What’s weird about Warcraft is that, when one gets to the end of the movie, it feels like all of this has just been set-up for future stories.  I hate the modern trend of designing movies to be just the first chapter of a trilogy or an extended franchise of films.  A movie MUST, I repeat, MUST, succeed on its own as a complete story.  I’m not sure if this is because of all the story-telling and world-building that has already been done by the games, but it felt to me that the true meat of the Warcraft story was left untold by this film, and that’s disappointing.  Also, what was the deal with that opening sequence of an Orc and a human fighting in a desert?  The movie never comes back to that!!  Was that meant to take place in the future, after many more years of Orc-versus-human warfare?  I was left scratching my head.  Doing some looking around on-line, I found that a version of that sequence was used as a very early concept trailer for the film, from way back in 2013.  But how does it fit into the rest of the movie??  It’s very curious to have that sequence in the film and never explain it.

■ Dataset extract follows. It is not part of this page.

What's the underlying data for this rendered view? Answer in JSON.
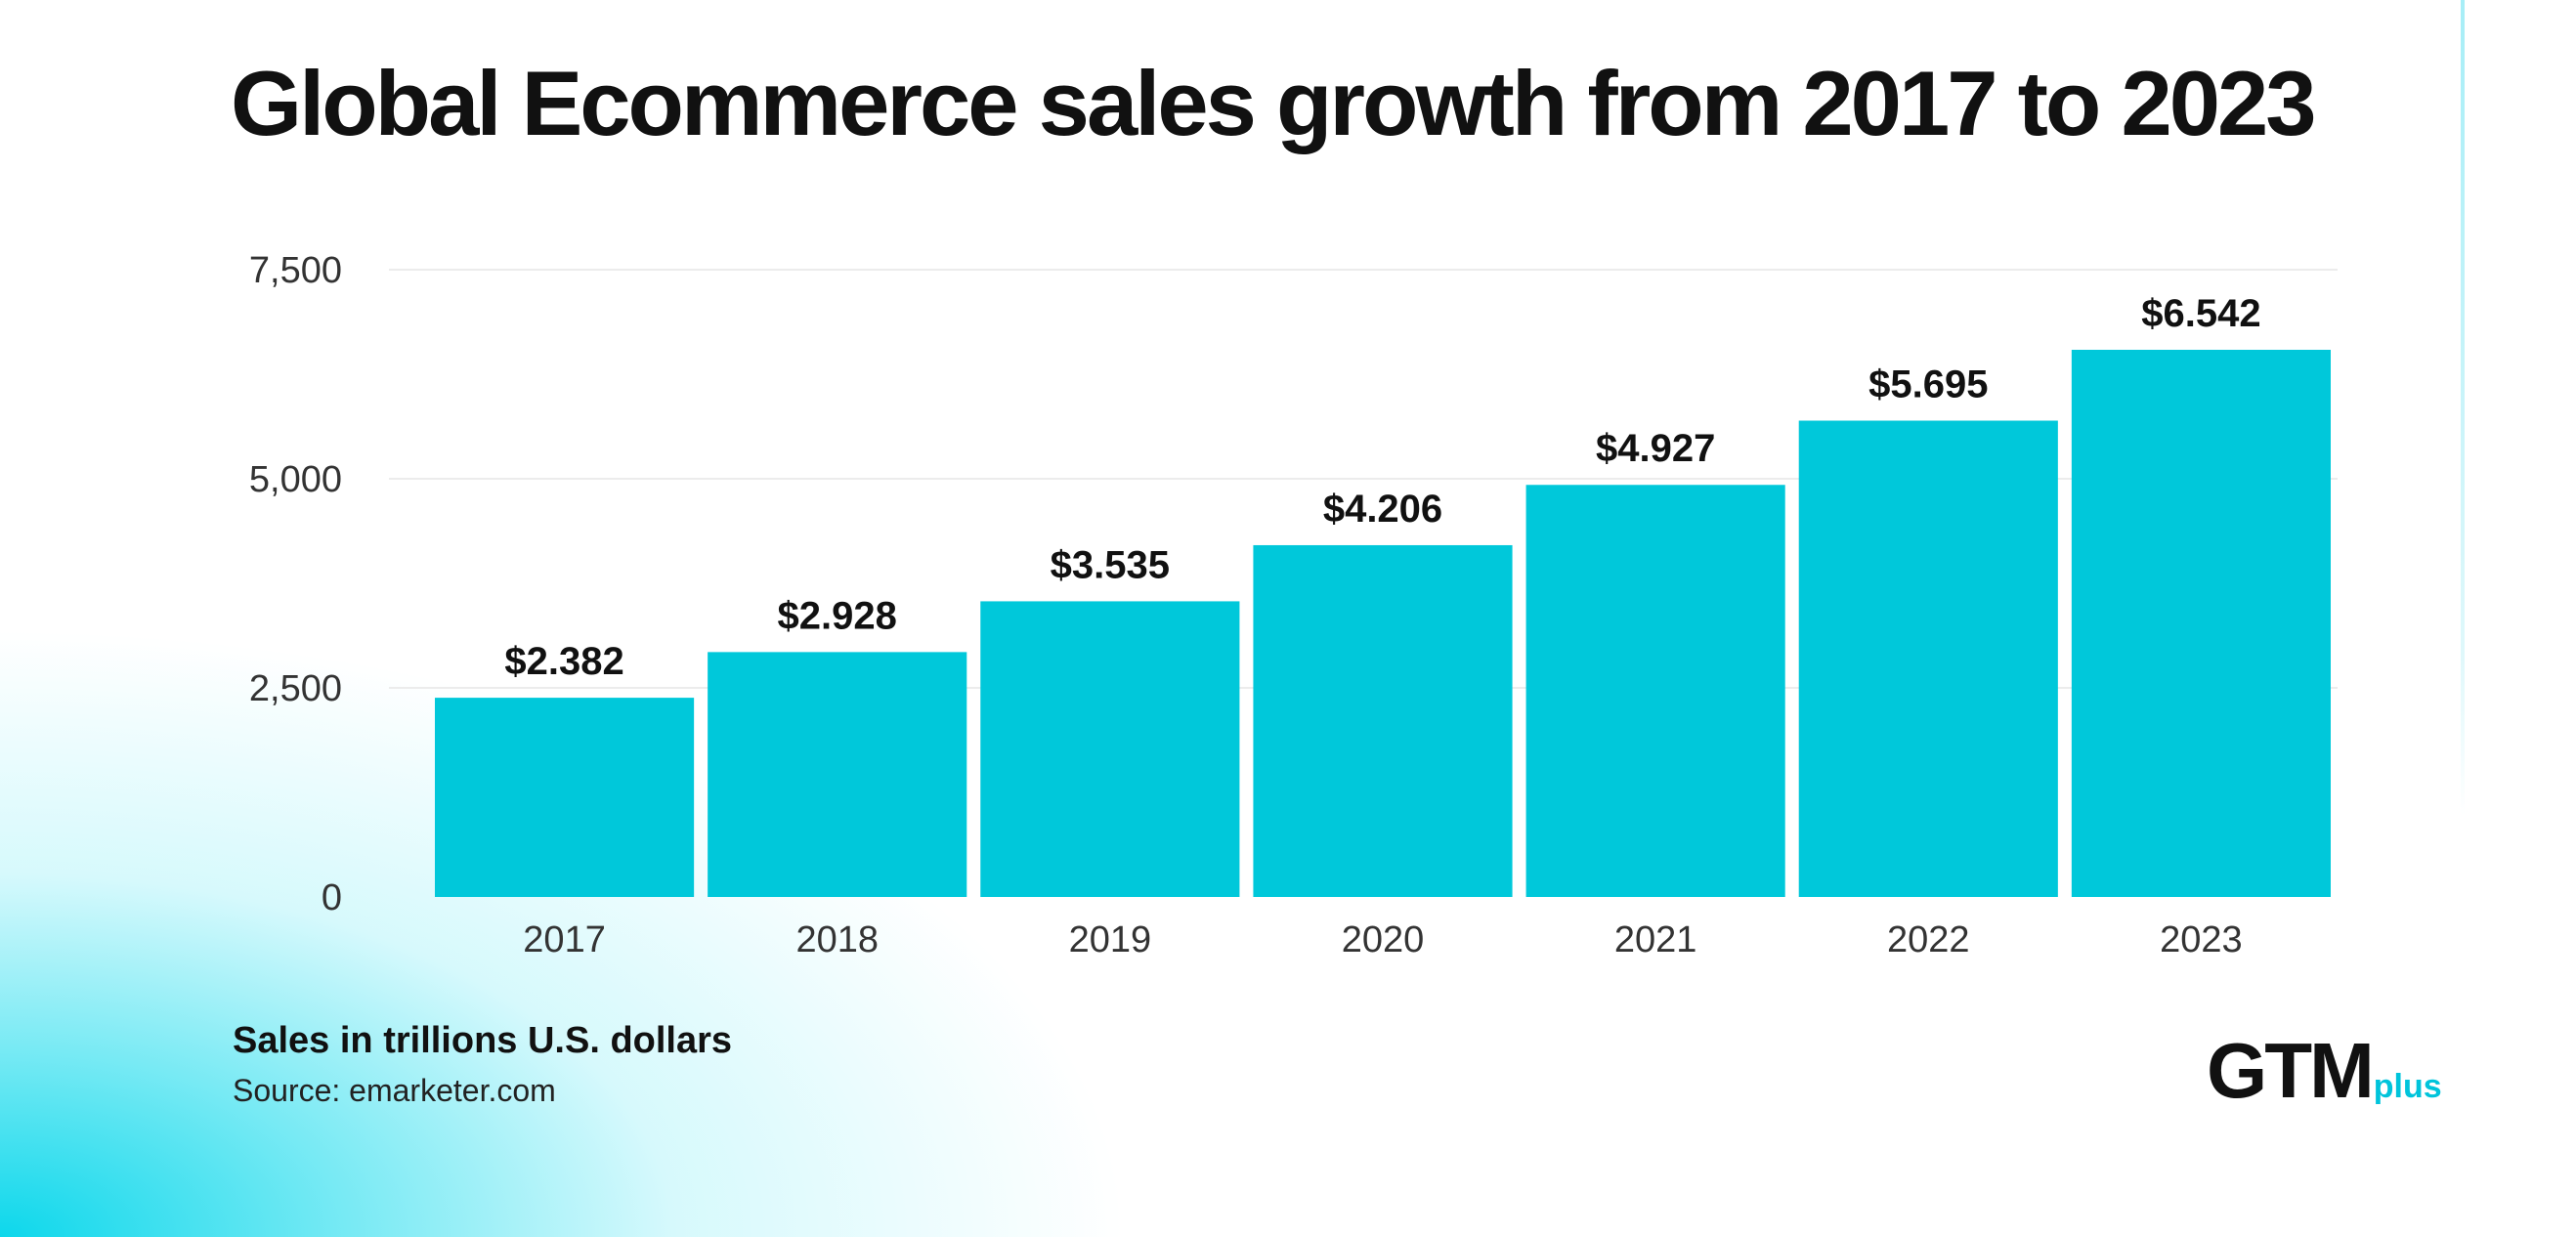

I feel bad that I don’t like Warcraft!  This is a movie that cost a lot of money to make, and that, clearly, hundreds of people worked so hard on in front of and behind the camera.  This movie is not a cynical cash-grab or formulaic franchise film.  And yet, it just doesn’t work.  There were bits and pieces that I enjoyed, a character moment here, a visual effects sequence there.  But it doesn’t hold together.  Duncan Jones and his co-workers took a mighty swing at this one, but unfortunately, it’s a swing and a miss.